While the medium-term budget doesn’t include announcements on tax changes — such announcements are left to the main budget in February — Coovadia said SA can’t afford further tax increases, noting that SA’s tax-to-GDP ratio is already among the world’s highest.
“Increasing any taxes will burden households and hobble economic growth further. The most effective way to generate fiscal resources is to support economic growth,” Coovadia said.
SA, he said, “needs leadership with the political will to provide a clear policy environment, a commitment to removing barriers to investment, and to building business, investor, and consumer confidence”.
The deteriorating state of public finances threatens the delivery of public services and puts SA’s economic recovery at risk, said Coovadia.
Eskom support
Labour federation Cosatu condemned what it said are Treasury’s “misguided austerity budget cuts across government in the run-up to the medium-term budget, including freezing vacancies and infrastructure investment programmes”.

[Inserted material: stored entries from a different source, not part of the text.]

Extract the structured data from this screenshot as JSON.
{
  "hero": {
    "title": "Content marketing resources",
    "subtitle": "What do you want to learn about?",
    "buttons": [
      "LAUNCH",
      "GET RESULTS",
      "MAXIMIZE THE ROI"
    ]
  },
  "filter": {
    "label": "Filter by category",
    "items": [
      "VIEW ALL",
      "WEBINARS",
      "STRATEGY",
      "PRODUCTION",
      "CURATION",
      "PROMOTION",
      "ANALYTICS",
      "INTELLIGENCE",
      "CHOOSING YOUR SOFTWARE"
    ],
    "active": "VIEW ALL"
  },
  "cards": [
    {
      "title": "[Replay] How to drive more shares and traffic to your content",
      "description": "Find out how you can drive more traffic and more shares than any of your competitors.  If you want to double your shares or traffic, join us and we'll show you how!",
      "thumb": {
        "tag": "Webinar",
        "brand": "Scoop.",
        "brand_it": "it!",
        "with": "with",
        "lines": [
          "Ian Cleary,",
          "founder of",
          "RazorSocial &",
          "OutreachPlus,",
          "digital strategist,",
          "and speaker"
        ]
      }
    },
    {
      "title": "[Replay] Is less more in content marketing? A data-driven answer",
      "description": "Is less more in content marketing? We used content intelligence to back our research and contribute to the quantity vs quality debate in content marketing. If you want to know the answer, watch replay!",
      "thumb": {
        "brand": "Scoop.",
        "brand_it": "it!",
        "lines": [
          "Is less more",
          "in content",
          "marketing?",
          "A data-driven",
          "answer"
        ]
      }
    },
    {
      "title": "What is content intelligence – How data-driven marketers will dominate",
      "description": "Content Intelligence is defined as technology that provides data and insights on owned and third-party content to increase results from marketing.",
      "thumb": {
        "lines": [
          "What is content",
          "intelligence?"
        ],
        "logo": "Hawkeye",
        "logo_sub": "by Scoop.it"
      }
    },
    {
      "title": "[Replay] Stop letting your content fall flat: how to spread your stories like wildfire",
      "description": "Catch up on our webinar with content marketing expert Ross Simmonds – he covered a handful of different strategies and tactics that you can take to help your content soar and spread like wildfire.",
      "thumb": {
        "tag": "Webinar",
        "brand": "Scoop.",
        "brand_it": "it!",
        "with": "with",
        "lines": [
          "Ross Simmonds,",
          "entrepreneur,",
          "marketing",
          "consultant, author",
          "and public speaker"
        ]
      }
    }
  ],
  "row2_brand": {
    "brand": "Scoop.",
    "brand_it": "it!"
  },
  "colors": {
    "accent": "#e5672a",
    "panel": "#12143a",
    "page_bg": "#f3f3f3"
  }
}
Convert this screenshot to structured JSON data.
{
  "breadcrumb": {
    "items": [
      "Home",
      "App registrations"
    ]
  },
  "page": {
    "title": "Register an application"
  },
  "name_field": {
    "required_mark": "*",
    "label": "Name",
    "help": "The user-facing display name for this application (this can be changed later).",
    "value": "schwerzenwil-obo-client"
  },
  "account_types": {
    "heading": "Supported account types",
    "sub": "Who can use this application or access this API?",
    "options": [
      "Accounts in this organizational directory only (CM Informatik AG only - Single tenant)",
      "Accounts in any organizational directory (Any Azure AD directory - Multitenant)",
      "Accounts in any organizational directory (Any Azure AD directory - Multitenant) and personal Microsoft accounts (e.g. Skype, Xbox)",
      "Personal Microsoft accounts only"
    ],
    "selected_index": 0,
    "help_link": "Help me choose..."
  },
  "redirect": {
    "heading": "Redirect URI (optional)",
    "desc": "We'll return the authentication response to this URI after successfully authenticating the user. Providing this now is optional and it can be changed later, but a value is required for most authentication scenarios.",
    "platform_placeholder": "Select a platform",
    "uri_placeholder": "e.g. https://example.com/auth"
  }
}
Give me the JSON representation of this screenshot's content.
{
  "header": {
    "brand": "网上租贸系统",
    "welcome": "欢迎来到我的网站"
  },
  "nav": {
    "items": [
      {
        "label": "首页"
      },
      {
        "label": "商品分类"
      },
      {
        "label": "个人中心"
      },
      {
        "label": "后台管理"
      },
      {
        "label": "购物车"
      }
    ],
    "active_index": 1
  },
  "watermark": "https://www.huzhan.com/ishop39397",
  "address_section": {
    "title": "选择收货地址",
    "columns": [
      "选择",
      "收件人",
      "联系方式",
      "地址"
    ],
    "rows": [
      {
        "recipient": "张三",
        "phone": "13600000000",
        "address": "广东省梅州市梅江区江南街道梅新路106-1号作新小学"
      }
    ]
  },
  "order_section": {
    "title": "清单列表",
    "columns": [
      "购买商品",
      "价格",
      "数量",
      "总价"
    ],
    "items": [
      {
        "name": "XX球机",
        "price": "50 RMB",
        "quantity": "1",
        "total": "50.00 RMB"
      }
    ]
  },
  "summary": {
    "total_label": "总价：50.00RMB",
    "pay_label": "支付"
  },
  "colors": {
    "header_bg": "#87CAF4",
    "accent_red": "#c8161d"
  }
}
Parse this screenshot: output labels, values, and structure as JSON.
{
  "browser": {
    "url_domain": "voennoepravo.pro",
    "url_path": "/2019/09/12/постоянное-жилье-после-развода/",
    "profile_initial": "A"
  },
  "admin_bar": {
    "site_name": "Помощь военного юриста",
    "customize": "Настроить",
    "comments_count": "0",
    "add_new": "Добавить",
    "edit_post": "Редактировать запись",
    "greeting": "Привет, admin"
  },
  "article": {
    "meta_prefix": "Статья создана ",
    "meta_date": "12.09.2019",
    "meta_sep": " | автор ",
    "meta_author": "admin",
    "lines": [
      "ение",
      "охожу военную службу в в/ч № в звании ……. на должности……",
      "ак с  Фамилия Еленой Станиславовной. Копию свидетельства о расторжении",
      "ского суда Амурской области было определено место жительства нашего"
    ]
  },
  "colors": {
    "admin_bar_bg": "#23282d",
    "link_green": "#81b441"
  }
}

Cosatu acting national spokesperson Matthew Parks said the priority is to unlock economic growth by among other things providing additional support to Eskom to end load-shedding; urgently intervening at Transnet; stabilising dysfunctional municipalities; and allocating additional resources to the SA Revenue Service.
The social relief of distress (SRD) grant should also be raised to the food poverty line of R624, it added.
A group of more than 100 economists, civil society organisations and labour unions said any further cuts to government spending will hurt the poor, widen the inequality gap, and do little to alleviate SA’s unemployment crisis.
“Contrary to the current narrative, there are alternatives and these should be taken up by the minister of finance before resorting to ill-considered, detrimental budget cuts,” they said.
The group proposed closing the budget deficit by drawing on the R459bn owed to the government in the SA Reserve Bank’s gold and foreign exchange contingency account and increasing short-term, less expensive borrowing.
Treasury could raise additional revenue by increasing corporate income tax from 27% to 28%, removing tax breaks for high-income earners and scrapping corporate tax subsidies such as the employment tax incentive.